Cody Bellinger batting: 2 of 6 caught
Justin Bour batting: 1 of 5 caught
Aaron Judge batting: 3 of 14 caught

Adding those up, plus the later rounds that we monitored, we have 23 catches out of 98 fly balls. A theoretical major leaguer hitting fly balls to an outfield of Pitch, Hit & Run finalists would bat .765 on fly balls and line drives to the outfield.

This is a bit of improvement on previous Derbies. We reviewed six, including the past three seasons, and the shaggers caught only about 14 percent of fly balls and outfield line drives, compared to almost 24 percent Monday night. That includes that 1996 Derby, when the skeleton crew of shaggers went 0-for-11 in balls we reviewed, but even excluding that, we get only 16 percent of balls caught historically.

Sort of paradoxically but sort of not, the best year we reviewed was 1999, when it appeared to be a smaller group of kids -- around 15 or so, though the video quality was too fuzzy to be clear. It might be that more kids are better, but only to a point; then they crowd each other and smash each other to bits.

So we have a baseline: Around 20 percent of these fly balls get caught -- slightly more if you believe last night was a new standard and slightly fewer if you believe the larger historical record.
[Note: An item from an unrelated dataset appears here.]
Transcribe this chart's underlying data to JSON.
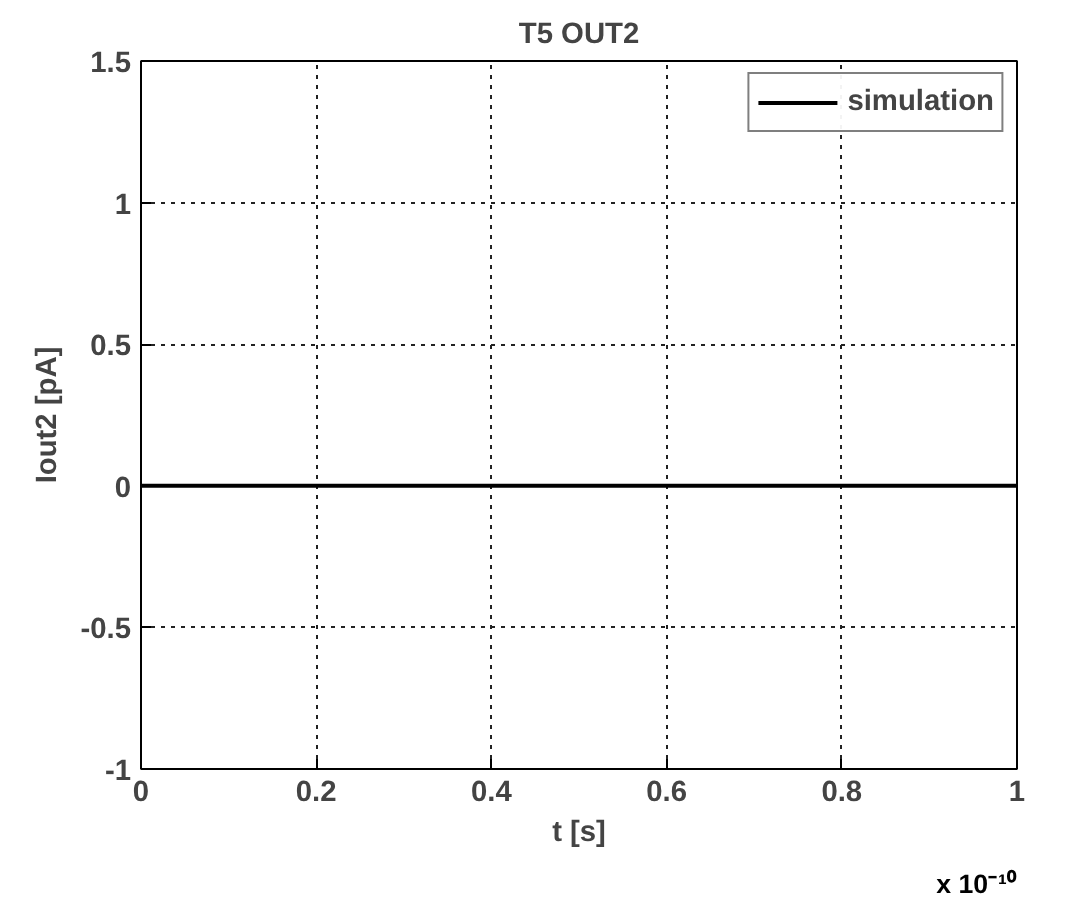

Would Buxton beat that? According to the batted ball classifications at Baseball Prospectus, the Twins convert 61 percent of fly balls and line drives to the outfield into outs, but that's Buxton and two other guys. Of all the balls caught by the outfield, Buxton is responsible for about 43 percent of them, which means that out of 1,000 fly balls and line drives allowed by his pitchers, he would catch about 260. That is slightly better than our Derby shaggers' rate.

There are still unknowns. For one thing, Buxton could certainly catch more balls than he does. A number of high fly balls could be caught by either the center fielder or a corner outfielder, and even if Buxton takes more of those because he's the center fielder, there are plenty of instances when he peels off and lets the other guy make the easier catch. Sure, he catches only 260 out of 1,000 fly balls that Twins pitchers allow, but you might easily convince me with Statcast data that he could catch 300. You might even convince me 350.
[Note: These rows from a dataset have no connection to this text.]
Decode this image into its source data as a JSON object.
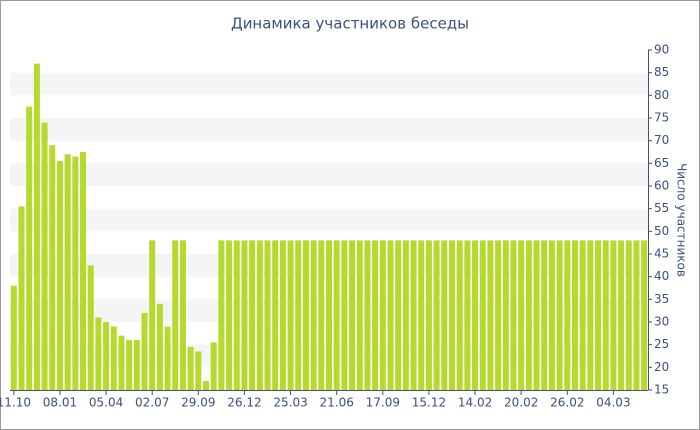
{
  "chart_data": {
    "type": "bar",
    "title": "Динамика участников беседы",
    "y_axis_label": "Число участников",
    "categories": [
      "11.10",
      null,
      null,
      null,
      null,
      null,
      "08.01",
      null,
      null,
      null,
      null,
      null,
      "05.04",
      null,
      null,
      null,
      null,
      null,
      "02.07",
      null,
      null,
      null,
      null,
      null,
      "29.09",
      null,
      null,
      null,
      null,
      null,
      "26.12",
      null,
      null,
      null,
      null,
      null,
      "25.03",
      null,
      null,
      null,
      null,
      null,
      "21.06",
      null,
      null,
      null,
      null,
      null,
      "17.09",
      null,
      null,
      null,
      null,
      null,
      "15.12",
      null,
      null,
      null,
      null,
      null,
      "14.02",
      null,
      null,
      null,
      null,
      null,
      "20.02",
      null,
      null,
      null,
      null,
      null,
      "26.02",
      null,
      null,
      null,
      null,
      null,
      "04.03",
      null,
      null,
      null,
      null
    ],
    "values": [
      38,
      55.5,
      77.5,
      87,
      74,
      69,
      65.5,
      67,
      66.5,
      67.5,
      42.5,
      31,
      30,
      29,
      27,
      26,
      26,
      32,
      48,
      34,
      29,
      48,
      48,
      24.5,
      23.5,
      17,
      25.5,
      48,
      48,
      48,
      48,
      48,
      48,
      48,
      48,
      48,
      48,
      48,
      48,
      48,
      48,
      48,
      48,
      48,
      48,
      48,
      48,
      48,
      48,
      48,
      48,
      48,
      48,
      48,
      48,
      48,
      48,
      48,
      48,
      48,
      48,
      48,
      48,
      48,
      48,
      48,
      48,
      48,
      48,
      48,
      48,
      48,
      48,
      48,
      48,
      48,
      48,
      48,
      48,
      48,
      48,
      48,
      48
    ],
    "color": "#b5d92c",
    "ylim": [
      15,
      90
    ],
    "yticks": [
      15,
      20,
      25,
      30,
      35,
      40,
      45,
      50,
      55,
      60,
      65,
      70,
      75,
      80,
      85,
      90
    ],
    "y_axis_side": "right",
    "grid_bands": true,
    "band_color": "#f5f5f5"
  }
}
For another thing, we have very different pools of fly balls. The Derby is not regular baseball. The batters are terrifyingly strong, and they're swinging with all their might at literally batting-practice fastballs. Even the balls they miss are often crushed to the warning track, to the gaps or straight over the center fielder's head.

Furthermore, the plays that we were able to review were the ones that cameramen showed us to conclusion -- a sample that was more likely to include balls that were almost home runs or that seemed like they might be home runs. The shaggers might have been snagging tons of cans of corn off-camera, and we just never saw -- never counted -- them.

I don't think that is the case. The funny thing about Derby shaggers is that they have the most trouble with the balls Buxton would have the least trouble with: towering popups. A kid can handle a line drive; that's just playing catch. Of the 23 catches Monday night, some were wonderful plays, leaping grabs on hard contact. But a kid looks up into that sky -- into the roof -- and sees a ball hit seven seconds away from the planet and gets dizzy. The kid tries to jog under the ball and misses the mark by 15 feet. The kid overruns it, misses it with a late lunge or simply concedes that there are some things grownups do that kids aren't ready for.

Those are, on the other hand, the balls Buxton would make his money on. We know from experience that Buxton can catch baseballs more than 100 feet away, so long as he has sufficient time to reach them. In a contest for Who Can Hit The Most Towering Fly Balls, there are a lot of towering popups.

There is also a D.J. in the middle of the field. The conditions are just not suitable for comparison to real baseball.

I could be talked into maybe picking the kids for real baseball. Their arms would be a real problem, but if they spread out, cut off the corners and the shallow grass, and were defending against a more realistic spray chart, I don't know. They might outperform Buxton.

If we're just trying to catch Derby balls, I'm taking the one full-sized kid over 25 kid-sized Buxtons.